As for "sharing code is part of the method", it is where I strongly disagree. Reproducibility and complete description allowing reproducibility is part of the method, but keeping enough details blinded (a balance that can be subjective) is also part of the method. So, someone can argue that sharing code is in contradiction with some part of the method. I think one of the misunderstanding is that people cannot understand that "sharing methods" does not require "sharing code".

Again, the "replication crisis" can be amplified by sharing code: people don't replicate the experiment, they just re-run it and then pretend it was replicated. Replicating the experiment means re-proving the results in an independent way, sometimes even with an orthogonal setup (that's why CMS and ATLAS at CERN are using on purpose different technologies and that they are not allowed to share their code). Using the same code is strongly biased.

It seems you are conflating concepts, maybe because you take it personally which it shouldn’t be. The process can be broken, but that doesn’t mean the academic is bad, just that they are part of a broken process. Likewise if a scrum is a broken process, it will lead to bad results. If it isn’t “done properly” then we seem to be saying the same thing: the process isn’t working. As I and others have said, there are some misaligned incentives which can lead to a broken process. Just because it sometimes works doesn’t mean it’s a good process, anymore than a broken clock is still correct twice a day. It varies by discipline, but there seems to be quite a few domains where there is actually more bad publications than good. That signals a bad process.

As others have talked about here, sometimes it becomes impossible to replicate the results. Is it because of some error in the replication process, the data, the practioner, or is the original a sham? It's hard to deduce when there's a lot you can't chase down.

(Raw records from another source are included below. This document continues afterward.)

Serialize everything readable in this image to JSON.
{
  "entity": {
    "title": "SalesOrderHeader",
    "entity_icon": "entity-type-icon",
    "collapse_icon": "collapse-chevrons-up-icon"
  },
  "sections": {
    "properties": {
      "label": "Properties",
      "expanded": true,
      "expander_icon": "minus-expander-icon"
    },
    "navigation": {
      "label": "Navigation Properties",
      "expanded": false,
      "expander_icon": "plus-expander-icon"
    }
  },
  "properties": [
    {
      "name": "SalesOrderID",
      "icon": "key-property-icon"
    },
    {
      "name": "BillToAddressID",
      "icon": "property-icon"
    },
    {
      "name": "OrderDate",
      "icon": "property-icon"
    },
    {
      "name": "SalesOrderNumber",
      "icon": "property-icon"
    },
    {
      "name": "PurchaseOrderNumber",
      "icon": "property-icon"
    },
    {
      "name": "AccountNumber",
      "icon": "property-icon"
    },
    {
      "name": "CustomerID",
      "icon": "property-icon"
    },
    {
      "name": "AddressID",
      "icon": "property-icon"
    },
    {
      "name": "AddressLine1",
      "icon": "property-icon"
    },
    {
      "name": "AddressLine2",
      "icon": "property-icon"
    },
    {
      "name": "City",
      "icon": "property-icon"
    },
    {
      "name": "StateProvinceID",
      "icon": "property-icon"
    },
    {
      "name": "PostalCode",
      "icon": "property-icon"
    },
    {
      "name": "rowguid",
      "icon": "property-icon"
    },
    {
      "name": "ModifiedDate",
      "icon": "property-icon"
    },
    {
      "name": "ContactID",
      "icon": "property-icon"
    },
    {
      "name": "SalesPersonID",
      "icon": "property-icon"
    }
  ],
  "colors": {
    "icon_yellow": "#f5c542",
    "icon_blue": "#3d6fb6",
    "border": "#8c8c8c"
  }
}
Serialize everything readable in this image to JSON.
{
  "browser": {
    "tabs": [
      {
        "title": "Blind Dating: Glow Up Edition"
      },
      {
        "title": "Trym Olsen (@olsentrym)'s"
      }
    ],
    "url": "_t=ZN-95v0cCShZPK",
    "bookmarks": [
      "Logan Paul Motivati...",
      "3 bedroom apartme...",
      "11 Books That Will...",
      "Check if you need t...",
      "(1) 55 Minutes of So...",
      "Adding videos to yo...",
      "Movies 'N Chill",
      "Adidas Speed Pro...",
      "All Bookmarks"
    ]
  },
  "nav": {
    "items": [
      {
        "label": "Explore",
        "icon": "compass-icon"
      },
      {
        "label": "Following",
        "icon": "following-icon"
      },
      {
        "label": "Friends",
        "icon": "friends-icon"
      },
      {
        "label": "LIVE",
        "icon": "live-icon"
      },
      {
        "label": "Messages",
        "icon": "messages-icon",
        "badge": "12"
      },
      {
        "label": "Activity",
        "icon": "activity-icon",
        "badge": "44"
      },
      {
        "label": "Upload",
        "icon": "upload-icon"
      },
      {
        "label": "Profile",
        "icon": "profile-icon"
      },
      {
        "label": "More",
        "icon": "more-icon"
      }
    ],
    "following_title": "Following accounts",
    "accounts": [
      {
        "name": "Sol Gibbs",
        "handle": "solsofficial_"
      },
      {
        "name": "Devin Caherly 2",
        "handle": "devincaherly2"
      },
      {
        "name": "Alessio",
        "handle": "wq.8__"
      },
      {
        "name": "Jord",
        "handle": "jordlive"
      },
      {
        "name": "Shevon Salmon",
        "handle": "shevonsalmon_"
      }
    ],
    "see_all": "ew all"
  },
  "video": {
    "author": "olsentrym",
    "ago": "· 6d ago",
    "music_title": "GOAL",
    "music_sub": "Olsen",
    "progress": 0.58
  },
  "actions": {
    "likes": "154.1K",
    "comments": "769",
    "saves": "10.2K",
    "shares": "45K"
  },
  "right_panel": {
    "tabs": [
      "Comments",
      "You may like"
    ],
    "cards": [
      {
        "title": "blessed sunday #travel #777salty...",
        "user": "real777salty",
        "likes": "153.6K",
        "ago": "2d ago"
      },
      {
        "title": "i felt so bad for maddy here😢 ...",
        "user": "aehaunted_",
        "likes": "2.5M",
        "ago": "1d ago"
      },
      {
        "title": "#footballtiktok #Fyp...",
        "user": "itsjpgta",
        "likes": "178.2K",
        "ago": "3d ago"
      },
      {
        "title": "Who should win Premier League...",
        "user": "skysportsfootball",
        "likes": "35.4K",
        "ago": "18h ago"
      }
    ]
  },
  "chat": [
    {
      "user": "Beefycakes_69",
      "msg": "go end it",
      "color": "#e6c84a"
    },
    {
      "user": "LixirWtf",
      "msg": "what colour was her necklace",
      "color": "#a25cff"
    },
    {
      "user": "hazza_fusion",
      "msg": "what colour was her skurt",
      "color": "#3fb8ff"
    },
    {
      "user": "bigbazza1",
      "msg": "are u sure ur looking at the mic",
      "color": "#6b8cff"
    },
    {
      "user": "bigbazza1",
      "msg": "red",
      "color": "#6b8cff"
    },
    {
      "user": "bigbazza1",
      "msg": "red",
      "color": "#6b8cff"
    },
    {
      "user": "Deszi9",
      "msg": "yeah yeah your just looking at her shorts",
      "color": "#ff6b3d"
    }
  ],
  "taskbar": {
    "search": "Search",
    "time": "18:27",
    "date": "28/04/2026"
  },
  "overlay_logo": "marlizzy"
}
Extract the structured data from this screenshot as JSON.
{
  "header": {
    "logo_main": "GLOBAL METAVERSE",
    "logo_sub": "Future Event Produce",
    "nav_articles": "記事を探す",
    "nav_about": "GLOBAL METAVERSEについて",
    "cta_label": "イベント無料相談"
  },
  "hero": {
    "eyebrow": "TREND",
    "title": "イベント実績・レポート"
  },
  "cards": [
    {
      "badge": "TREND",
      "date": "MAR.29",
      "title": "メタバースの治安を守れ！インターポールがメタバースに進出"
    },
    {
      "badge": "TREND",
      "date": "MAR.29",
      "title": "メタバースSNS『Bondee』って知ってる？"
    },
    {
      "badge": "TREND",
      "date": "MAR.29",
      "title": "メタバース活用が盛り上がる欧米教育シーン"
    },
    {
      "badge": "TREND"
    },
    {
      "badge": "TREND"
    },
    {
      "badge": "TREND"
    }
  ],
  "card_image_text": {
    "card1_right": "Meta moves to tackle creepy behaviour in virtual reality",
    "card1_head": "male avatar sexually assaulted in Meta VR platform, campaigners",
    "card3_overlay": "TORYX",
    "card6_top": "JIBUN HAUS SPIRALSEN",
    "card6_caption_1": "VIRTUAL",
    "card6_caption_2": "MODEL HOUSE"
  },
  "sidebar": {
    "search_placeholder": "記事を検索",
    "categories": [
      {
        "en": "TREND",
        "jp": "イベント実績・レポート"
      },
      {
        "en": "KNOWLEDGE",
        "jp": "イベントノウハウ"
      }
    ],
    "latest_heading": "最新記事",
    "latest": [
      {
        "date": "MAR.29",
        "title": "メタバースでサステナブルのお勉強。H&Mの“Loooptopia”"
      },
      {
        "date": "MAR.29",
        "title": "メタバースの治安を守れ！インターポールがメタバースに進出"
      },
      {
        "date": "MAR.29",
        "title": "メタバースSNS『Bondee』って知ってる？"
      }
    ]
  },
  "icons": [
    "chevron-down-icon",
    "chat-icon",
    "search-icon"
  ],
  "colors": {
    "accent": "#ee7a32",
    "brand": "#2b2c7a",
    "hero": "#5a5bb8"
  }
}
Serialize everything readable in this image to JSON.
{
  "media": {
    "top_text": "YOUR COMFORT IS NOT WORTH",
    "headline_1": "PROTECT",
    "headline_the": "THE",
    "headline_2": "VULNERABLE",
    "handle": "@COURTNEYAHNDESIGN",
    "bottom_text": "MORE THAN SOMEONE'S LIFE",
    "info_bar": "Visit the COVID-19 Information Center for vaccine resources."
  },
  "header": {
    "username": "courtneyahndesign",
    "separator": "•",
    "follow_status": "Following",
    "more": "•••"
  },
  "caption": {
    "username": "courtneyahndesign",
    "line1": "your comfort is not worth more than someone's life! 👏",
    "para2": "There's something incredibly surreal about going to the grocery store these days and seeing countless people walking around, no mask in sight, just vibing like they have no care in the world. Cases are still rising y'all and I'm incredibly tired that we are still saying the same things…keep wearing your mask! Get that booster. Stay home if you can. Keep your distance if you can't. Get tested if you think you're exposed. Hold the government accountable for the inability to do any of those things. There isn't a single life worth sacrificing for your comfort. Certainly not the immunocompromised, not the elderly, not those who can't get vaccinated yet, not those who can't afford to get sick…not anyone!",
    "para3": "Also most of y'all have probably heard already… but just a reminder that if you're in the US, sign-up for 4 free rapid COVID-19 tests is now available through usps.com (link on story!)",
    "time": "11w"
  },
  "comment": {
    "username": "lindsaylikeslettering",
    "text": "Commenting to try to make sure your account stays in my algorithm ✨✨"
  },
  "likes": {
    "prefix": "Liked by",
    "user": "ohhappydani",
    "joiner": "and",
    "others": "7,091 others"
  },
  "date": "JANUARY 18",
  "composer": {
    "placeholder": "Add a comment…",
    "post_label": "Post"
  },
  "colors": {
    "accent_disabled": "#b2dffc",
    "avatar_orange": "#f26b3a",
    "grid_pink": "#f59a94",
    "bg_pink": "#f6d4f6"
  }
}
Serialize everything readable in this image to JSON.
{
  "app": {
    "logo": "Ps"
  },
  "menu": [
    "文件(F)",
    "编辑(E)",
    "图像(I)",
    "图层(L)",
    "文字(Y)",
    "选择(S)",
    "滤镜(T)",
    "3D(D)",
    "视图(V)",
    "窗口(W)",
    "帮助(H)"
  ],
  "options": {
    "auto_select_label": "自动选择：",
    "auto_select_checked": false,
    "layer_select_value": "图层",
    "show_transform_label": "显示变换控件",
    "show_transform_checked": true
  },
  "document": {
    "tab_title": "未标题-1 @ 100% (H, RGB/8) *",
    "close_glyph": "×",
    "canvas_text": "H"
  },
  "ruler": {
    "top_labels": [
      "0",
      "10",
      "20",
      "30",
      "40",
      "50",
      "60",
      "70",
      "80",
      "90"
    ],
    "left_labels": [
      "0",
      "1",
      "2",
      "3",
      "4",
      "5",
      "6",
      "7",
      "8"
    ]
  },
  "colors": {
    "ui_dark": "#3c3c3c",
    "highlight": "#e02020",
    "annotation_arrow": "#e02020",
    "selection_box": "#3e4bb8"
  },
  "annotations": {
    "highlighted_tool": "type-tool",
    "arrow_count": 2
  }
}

I also think you are applying an overly superficial rationalization as to why sharing code would amplify the replication issue. This is only true if people mindlessly re-run the code. The point of sharing it is so the code can be interrogated to see if there are quality issues. Your same argument could be made for sharing data; if people just blindly accept the data the replication issue would amplify. Yet we know that sharing the data is what led to uncovering some of the biggest issues in replication, and I don’t see many people defending hiding data as a contradiction in the publication process. I suspect it’s for the reasons others have already eluded to in this thread.